/snake

Micro Snake, based on Simon Huggins snake game.

Primary LanguageC

Micro Snake

ASCII Image of Micro Snake

The theme started with Micro Tetris continues with this version of the snake (worm) game. It is very small and only utilizes ANSI escape sequences to draw the board. Hence, very suitable for embedded devices.

Introduction

From Wikipedia:

Snake is a video game released during the mid 1970s and has maintained popularity since then, becoming somewhat of a classic. The first known microcomputer version of Snake, titled 'Worm', was programmed in 1978 by P. Trefonas (USA) on the TRS-80 computer, and published by CLOAD magazine the same year.

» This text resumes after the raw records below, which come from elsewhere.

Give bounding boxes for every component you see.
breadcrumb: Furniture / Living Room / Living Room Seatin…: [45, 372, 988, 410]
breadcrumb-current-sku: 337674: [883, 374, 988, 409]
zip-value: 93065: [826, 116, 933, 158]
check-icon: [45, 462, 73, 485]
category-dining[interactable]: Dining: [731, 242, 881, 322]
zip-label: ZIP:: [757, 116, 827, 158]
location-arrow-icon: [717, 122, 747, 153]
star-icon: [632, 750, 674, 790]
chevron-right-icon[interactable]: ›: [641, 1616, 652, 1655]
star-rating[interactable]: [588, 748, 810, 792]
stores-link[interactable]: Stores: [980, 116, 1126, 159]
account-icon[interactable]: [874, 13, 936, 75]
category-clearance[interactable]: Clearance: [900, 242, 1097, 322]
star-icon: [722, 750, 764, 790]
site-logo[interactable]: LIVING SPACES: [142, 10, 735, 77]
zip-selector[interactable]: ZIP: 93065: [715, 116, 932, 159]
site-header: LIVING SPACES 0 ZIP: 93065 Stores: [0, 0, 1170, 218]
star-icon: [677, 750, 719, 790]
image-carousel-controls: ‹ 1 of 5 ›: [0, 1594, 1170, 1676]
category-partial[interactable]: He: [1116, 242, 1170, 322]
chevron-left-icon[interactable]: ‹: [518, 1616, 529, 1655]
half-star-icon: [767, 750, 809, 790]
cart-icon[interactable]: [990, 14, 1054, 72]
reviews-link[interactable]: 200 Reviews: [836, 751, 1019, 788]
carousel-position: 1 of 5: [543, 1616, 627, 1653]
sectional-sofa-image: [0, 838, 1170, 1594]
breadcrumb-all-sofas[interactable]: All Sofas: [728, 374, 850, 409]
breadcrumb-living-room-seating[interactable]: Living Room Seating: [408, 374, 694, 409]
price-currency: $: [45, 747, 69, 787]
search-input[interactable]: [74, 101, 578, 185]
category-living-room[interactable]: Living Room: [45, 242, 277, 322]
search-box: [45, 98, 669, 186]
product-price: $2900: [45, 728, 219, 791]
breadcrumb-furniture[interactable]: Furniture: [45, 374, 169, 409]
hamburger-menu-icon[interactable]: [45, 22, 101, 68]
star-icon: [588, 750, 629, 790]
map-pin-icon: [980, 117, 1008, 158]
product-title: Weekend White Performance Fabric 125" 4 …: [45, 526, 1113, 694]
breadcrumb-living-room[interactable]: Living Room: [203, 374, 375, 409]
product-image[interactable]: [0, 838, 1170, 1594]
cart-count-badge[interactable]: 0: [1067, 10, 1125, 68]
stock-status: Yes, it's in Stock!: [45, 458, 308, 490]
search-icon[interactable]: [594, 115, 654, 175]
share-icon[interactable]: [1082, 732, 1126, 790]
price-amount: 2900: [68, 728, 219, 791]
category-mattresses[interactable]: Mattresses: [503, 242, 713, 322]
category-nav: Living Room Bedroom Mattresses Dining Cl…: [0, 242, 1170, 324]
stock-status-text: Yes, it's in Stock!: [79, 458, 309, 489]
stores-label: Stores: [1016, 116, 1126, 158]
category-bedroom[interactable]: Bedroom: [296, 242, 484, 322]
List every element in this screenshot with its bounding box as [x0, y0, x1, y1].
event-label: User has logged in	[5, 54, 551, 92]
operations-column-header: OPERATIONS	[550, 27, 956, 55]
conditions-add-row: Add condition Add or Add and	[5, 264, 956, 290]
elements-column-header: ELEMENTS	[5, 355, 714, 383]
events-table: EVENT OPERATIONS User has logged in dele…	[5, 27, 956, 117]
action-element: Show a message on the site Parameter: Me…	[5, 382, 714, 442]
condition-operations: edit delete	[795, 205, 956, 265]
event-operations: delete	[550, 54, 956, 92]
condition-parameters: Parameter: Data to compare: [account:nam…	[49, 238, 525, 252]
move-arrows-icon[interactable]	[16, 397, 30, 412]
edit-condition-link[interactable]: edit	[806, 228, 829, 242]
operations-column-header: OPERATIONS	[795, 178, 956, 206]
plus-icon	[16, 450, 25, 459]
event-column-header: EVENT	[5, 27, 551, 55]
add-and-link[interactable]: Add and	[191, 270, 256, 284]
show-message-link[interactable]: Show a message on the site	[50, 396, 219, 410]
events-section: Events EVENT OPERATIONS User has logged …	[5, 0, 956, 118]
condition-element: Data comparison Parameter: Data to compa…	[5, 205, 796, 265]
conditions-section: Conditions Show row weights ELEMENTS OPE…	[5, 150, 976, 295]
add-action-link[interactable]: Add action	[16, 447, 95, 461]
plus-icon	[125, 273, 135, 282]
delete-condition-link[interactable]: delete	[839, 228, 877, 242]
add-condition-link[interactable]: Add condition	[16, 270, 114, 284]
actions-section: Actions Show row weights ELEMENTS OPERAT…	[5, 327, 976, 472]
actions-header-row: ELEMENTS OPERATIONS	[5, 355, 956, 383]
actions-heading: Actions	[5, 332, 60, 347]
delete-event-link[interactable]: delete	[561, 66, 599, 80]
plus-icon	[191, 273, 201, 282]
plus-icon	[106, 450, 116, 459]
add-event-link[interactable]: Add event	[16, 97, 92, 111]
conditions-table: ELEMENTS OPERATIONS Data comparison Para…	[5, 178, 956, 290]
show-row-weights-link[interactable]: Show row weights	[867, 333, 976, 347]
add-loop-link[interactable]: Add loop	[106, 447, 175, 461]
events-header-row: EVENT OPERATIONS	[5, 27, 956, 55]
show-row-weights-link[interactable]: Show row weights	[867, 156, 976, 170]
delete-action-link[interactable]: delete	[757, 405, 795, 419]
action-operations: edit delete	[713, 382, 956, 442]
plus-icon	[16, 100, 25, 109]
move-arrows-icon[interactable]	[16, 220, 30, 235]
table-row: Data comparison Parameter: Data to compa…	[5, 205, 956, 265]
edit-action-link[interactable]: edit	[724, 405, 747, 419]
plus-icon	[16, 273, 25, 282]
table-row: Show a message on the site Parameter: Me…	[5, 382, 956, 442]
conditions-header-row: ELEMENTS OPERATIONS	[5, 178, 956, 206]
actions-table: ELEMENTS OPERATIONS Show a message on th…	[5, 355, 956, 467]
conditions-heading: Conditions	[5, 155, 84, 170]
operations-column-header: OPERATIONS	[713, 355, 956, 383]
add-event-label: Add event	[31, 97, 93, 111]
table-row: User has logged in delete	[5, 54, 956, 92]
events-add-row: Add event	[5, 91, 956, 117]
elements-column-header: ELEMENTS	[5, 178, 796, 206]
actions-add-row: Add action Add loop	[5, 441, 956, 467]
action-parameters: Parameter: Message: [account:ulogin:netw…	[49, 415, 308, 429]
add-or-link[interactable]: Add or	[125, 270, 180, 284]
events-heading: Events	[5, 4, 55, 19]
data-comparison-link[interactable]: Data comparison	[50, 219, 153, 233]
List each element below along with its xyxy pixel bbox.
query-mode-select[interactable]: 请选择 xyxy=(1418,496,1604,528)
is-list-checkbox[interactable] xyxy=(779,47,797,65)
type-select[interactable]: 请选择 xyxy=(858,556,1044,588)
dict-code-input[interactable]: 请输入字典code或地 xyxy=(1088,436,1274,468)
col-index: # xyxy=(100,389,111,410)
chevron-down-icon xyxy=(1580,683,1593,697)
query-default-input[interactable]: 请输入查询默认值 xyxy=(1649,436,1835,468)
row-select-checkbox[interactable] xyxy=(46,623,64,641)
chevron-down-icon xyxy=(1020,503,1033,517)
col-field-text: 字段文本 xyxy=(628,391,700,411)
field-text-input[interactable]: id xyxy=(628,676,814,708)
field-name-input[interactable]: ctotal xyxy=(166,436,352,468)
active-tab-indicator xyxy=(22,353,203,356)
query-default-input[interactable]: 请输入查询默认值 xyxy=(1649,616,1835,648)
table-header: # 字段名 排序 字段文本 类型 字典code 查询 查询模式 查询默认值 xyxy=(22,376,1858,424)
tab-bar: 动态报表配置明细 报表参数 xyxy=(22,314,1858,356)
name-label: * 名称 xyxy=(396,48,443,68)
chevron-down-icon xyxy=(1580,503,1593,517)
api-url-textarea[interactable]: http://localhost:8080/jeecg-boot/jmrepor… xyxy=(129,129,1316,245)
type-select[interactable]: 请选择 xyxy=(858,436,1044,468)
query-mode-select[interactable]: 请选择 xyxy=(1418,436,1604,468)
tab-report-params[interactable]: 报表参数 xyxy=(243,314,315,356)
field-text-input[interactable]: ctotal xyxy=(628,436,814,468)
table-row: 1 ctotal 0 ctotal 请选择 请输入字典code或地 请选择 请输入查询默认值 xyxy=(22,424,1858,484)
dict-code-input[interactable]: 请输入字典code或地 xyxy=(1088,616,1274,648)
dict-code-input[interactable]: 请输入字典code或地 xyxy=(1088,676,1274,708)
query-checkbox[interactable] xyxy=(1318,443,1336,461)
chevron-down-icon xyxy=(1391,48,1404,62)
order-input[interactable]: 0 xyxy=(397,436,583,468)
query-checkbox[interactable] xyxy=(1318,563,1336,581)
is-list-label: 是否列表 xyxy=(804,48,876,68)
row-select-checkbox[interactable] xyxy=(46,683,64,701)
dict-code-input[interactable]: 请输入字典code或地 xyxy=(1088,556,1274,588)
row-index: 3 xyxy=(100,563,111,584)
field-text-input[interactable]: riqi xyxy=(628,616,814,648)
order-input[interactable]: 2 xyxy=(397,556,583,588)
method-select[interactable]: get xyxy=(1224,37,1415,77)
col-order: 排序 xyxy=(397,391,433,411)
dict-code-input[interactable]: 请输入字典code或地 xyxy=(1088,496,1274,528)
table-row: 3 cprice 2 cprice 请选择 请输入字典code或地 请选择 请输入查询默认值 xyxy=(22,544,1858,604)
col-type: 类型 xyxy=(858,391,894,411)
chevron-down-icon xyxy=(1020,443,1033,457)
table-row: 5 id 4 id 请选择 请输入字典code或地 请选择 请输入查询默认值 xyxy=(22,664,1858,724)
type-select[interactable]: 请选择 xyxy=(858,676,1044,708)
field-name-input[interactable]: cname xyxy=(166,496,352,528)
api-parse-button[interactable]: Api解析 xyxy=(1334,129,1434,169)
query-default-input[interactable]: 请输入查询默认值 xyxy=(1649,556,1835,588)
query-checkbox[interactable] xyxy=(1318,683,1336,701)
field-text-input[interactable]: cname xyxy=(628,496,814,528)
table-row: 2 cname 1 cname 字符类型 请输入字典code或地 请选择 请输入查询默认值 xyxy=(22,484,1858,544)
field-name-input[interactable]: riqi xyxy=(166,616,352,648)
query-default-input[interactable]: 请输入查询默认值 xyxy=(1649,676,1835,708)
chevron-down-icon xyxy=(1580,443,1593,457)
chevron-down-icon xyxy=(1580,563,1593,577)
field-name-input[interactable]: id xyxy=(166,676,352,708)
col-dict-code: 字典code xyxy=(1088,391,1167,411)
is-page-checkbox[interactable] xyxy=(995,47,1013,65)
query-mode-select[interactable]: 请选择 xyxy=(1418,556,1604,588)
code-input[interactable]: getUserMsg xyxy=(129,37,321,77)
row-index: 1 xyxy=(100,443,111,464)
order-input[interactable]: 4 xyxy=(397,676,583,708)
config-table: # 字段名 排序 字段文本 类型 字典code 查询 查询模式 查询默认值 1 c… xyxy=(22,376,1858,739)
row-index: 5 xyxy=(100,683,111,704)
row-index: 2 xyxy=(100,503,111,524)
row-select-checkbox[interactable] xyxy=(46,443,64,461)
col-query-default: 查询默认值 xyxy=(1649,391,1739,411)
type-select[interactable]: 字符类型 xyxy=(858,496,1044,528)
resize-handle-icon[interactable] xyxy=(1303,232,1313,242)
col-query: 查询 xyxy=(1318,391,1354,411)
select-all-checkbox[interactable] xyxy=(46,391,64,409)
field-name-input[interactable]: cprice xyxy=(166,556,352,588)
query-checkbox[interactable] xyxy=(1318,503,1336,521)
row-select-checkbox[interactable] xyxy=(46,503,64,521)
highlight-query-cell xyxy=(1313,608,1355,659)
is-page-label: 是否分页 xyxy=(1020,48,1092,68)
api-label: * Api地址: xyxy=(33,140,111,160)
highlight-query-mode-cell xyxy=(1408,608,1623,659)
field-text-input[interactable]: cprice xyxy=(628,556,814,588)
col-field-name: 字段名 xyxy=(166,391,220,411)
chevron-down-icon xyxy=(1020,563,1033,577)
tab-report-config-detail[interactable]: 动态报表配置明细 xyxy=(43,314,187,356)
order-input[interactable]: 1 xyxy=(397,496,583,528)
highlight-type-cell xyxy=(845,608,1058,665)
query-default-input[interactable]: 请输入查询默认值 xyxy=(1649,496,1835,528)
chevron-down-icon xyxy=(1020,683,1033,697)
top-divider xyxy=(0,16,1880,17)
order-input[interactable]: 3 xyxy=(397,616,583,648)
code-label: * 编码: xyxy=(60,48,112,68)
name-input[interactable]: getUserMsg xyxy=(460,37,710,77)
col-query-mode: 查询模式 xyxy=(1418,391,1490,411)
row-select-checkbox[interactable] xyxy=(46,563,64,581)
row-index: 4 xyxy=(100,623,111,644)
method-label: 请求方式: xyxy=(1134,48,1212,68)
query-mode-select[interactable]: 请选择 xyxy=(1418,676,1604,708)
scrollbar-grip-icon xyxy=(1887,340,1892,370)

This was followed shortly afterwards with versions from the same author for the PET and Apple II computers. A microcomputer port of Hustle was first written by P. Trefonas in 1979 and published by CLOAD magazine [2]. This was later released by Milton Bradley for the TI-99/4A in 1980.

Playing the game

The aim of the game is to collect the gold ($), avoid cactuses (*) and borders, including colliding with the tail of the snake itself. As you collect gold, the snake gets longer, thus increasing the likelihood of crashing into yourself. When all gold has been collected you are hauled to the next level without any warning. For each new level the snake gets longer and the amount of gold and cactuses increases.

You get scored according to the length of the snake and the number of cactuses on the screen. The speed increases every 5 levels. You get a bonus of 1000 points when you complete each level.

Note: There is no concept of lives. Once you hit an obstacle, that's it, game over.

To move the snake:

a - Up,
z - Down,
o - Left
p - Right

f - Left turn
j - Right turn

q - Quit the game at any time.

There is a define in snake.h you can change if you want to alter these settings. Make sure you do not have caps lock on, otherwise the keys will fail to respond.

Origin & References

Micro Snake is based on an original implementation by Simon Huggins. Current maintainer is Joachim Nilsson.

The orignal version of the source code is available as the first commit of the official Git repository. Note that Simon's original use library functions that are not available on all systems -- it was designed using Borland C++ Builder / Turbo C. Most of this has been refactored during the porting effort to GNU/Linux. There has also been some game design changes to improve the overall feeling.